PolitykaPonad rok MON unikało odpowiedzi dot. Macierewicza. Teraz nadrabia zaległości

Ponad rok MON unikało odpowiedzi dot. Macierewicza. Teraz nadrabia zaległości

Jak podaje gazeta.pl 501 dni na odpowiedź czekała interpelacja "w sprawie ekspertyzy dotyczącej potencjalnych powiązań ministra Antoniego Macierewicza z byłym senatorem Alfonse'em D'Amato" (nr nr 6975). Złożyli ją w 2016 roku posłowie PO: Marcin Kierwiński i Cezary Tomczyk.

Ponad rok MON unikało odpowiedzi dot. Macierewicza. Teraz nadrabia zaległości
Źródło zdjęć: © Agencja Gazeta | Sławomir Kamiński

12.03.2018 | aktual.: 12.03.2018 16:49

Jak podaje gazeta.pl posłowie PO chcieli wiedzieć, jakie są związki Macierewicza z Alfonse'em D'Amato - lobbystą z USA z branży militarnej, byłym amerykańskim senatorem. Ale także, dlaczego były już szef MON zatrudnił firmę z zewnątrz do ocenienia swoich kontaktów z tym lobbystą, podaje gazeta.pl.

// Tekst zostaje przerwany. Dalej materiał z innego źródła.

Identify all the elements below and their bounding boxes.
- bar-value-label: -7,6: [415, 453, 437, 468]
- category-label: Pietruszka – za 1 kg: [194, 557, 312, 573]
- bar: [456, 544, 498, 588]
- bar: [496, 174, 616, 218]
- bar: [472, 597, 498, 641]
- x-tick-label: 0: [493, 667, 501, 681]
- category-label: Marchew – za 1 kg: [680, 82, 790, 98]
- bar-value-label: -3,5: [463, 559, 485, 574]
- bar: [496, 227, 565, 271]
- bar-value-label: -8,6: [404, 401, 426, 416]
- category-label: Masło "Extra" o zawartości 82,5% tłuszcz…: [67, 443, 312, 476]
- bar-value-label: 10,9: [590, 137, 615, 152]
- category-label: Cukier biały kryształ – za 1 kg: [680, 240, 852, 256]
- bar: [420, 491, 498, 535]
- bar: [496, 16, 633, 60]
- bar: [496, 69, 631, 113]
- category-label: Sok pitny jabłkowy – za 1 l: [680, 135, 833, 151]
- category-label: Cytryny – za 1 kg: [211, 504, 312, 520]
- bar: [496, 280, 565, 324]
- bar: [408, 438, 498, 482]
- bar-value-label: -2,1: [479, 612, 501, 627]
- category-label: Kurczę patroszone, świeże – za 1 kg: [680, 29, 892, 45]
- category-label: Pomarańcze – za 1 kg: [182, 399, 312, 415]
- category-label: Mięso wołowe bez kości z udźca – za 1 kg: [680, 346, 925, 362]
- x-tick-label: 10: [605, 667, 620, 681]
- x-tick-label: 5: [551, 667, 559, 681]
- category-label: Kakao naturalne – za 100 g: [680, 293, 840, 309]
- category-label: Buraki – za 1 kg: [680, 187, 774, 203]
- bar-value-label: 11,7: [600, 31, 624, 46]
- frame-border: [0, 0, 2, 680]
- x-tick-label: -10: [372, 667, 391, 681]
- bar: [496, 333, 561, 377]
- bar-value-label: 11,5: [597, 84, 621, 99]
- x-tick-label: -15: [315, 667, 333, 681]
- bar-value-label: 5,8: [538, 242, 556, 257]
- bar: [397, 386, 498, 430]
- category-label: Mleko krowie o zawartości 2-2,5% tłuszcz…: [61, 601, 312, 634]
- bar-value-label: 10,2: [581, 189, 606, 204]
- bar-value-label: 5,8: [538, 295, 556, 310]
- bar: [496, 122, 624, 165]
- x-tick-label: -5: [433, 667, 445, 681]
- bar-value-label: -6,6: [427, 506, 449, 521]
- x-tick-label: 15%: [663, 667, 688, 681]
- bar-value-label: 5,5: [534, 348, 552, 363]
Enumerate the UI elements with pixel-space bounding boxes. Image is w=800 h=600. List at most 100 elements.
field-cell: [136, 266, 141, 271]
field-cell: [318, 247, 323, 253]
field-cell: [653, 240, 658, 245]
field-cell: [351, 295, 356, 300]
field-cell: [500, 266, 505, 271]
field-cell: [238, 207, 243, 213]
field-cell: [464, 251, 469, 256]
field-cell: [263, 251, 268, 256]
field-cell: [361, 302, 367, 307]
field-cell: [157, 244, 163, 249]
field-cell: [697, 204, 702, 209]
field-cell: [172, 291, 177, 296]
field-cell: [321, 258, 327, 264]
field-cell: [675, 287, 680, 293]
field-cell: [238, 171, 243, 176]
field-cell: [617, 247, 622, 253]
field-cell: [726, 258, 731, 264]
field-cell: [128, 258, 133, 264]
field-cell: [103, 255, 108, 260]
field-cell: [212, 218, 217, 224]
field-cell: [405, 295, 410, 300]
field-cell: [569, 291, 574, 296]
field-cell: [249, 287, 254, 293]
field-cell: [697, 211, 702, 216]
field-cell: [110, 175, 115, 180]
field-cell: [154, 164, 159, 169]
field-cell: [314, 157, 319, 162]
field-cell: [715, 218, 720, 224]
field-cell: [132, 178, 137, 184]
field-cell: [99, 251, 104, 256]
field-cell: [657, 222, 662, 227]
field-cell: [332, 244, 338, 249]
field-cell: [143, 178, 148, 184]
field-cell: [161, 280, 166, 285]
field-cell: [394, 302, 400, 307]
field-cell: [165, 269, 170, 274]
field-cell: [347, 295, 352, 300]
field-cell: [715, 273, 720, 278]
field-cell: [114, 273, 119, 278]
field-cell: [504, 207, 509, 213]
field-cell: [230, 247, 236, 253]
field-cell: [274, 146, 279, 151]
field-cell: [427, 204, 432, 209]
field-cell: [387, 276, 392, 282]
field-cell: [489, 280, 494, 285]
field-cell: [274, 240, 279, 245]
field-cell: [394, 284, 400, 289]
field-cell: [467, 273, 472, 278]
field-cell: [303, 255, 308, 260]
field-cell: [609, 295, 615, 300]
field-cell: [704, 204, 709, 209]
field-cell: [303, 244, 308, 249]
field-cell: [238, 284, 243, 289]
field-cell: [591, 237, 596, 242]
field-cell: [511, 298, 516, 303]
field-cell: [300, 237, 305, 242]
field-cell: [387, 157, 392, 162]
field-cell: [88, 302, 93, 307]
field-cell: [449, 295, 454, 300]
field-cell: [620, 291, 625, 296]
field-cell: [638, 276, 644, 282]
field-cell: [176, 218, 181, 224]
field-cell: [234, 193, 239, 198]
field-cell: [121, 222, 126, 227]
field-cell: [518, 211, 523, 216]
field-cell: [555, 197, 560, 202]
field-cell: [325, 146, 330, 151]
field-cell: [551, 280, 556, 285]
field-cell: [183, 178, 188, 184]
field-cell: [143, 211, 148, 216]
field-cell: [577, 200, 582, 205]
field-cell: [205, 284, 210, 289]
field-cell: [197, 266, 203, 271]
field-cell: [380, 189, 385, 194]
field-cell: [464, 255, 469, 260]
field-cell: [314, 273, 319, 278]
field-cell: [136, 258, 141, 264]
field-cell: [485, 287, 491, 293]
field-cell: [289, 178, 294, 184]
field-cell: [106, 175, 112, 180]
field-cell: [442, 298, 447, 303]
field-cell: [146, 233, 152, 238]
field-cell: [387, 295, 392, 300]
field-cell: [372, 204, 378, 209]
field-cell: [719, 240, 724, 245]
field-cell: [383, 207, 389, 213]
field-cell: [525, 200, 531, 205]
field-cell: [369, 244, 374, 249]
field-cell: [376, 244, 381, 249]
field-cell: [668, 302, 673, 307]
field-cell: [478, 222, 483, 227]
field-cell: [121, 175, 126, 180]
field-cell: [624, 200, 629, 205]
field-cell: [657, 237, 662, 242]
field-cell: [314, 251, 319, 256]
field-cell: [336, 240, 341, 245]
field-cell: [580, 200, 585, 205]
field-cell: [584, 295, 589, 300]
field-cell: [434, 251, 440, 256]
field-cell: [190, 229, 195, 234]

Aby wymusić na MON-ie odpowiedź, poseł Kierwiński pisał do premier Beaty Szydło i marszałka Marka Kuchcińskiego z prośbą o zdyscyplinowanie Macierewicza, ignorującego kolejne pisma. W lutym po raz drugi słał tę samą interpelację.

Temat Macierewicza i D'Amato poruszono w "Gazecie Wyborczej" dwa lata temu. artykuł wskazywał na związki ministra oraz nadzorowanej przez niego Polskiej Grupy Zbrojeniowej z amerykańskim lobbystą. W odpowiedzi na tę publikację MON Macierewicza zamówiło analizę u Williama D. Cassidy'ego (prywatnie to znajomy ojca Edmunda Jannigera - byłego doradcy Macierewicza) z firmy The Human Resource Partnership.

W odpowiedzi na tę publikację Cassidy ocenił, że żadnych niepokojących związków z lobbystą Macierewicz nie ma. Kilka akapitów jego tekstu na stronach MON nazwano "Niezależną ekspertyzą ws. nieprawdziwych publikacji". Posłowie PO nie dali wiary ekspertowi Macierewicza, więc dopytywali ministra.

Porządki w MON

Teraz, w ramach porządków, MON nadrabia zaległości w odpisywaniu posłom. Zgodnie z konstytucją i regulaminem Sejmu ministerstwo ma obowiązek odpowiedzieć na piśmie w ciągu 21 dni.

Jak podaje gazeta.pl MON za rządów Macierewicza regularnie nie przestrzegało tych terminów. Zwłaszcza kłopotliwe dla Macierewicza pytania o katastrofę smoleńską pozostawiano bez odpowiedzi albo ich udzielanie bardzo przeciągano.

W MON wciąż leży minimalnie starsze pismo "w sprawie powołania międzynarodowej komisji dla wyjaśnienia katastrofy smoleńskiej i sprowadzenia wraku Tu-154M do Polski". Gdy nadejdzie na nie odpowiedź, to pobije niechlubny wynik interpelacji nr 6975.